A bit of an OT comment here:
As is common in every RTOS thread I read here, there are a number of users trying to explain RTOS to people that jump to the conclusion that an RTOS is a magic bullet to make everything real time. It is not. You can still develop bad code that performs nowhere in real time on an RTOS.
However, in the right hands, an RTOS can be a very powerful tool to help a decent programmer develop complex applications that execute with predictable performance (which is really what RT implies) without using complicated patterns. Essentially, the RTOS is a framework for this and imho should be seen as that. Everything else they may (or may not) provide is just convenience.
It's all about perspective!

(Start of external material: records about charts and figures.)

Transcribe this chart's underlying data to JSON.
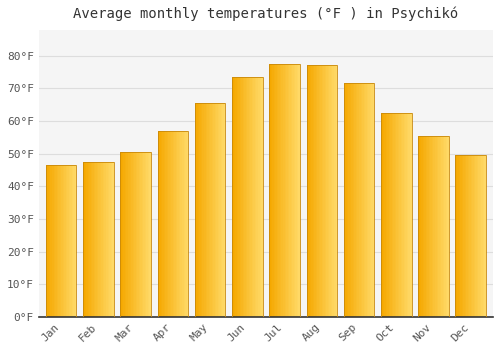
{
  "title": "Average monthly temperatures (°F ) in Psychikó",
  "months": [
    "Jan",
    "Feb",
    "Mar",
    "Apr",
    "May",
    "Jun",
    "Jul",
    "Aug",
    "Sep",
    "Oct",
    "Nov",
    "Dec"
  ],
  "values": [
    46.5,
    47.3,
    50.5,
    57.0,
    65.5,
    73.5,
    77.5,
    77.0,
    71.5,
    62.5,
    55.5,
    49.5
  ],
  "bar_color_left": "#F5A800",
  "bar_color_right": "#FFD966",
  "background_color": "#FFFFFF",
  "plot_bg_color": "#F5F5F5",
  "grid_color": "#DDDDDD",
  "ylim": [
    0,
    88
  ],
  "yticks": [
    0,
    10,
    20,
    30,
    40,
    50,
    60,
    70,
    80
  ],
  "ytick_labels": [
    "0°F",
    "10°F",
    "20°F",
    "30°F",
    "40°F",
    "50°F",
    "60°F",
    "70°F",
    "80°F"
  ],
  "title_fontsize": 10,
  "tick_fontsize": 8,
  "bar_width": 0.82,
  "n_gradient_steps": 20
}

I thought you just wrote total BS and was about to write a "someone's wrong on the internet!" style reply, but then again, from a certain perspective, what you wrote makes perfect sense.
RT is a qualifier for the OS part! I can't stress this enough.
Like a red hammer. You need something red. A bucket of red paint is most flexible and efficient way to get most of the redness. This is bare metal. But you might be used to hammers, and frankly, hammers have many advantages. But a normal hammer can't do because you need red. So red hammer it is!
In level of realtime-ness:
worse <--> better
OS - RTOS - bare metal
This is where inexperienced people get confused. They think RTOS is key for real time things. It's true for Windows software developer, and complete opposite to someone who has written code for PIC.
If what you are used to is linux or BSD, RTOS will be total magic of being able to do timing critical things!
If you are used to write bare metal microcontroller code and are fluent writing interrupt based designs, using an RTOS will only make it perform worse, timing-wise, adding timing bloat and delays, and reducing the control you have.
The key is, RTOS is
good enough for most real-time MCU applications,
and it is an OS. The latter is the reason it is used. The RT part is just the "not THAT bad" qualifier.
Hope this helps people who struggle with the general idea.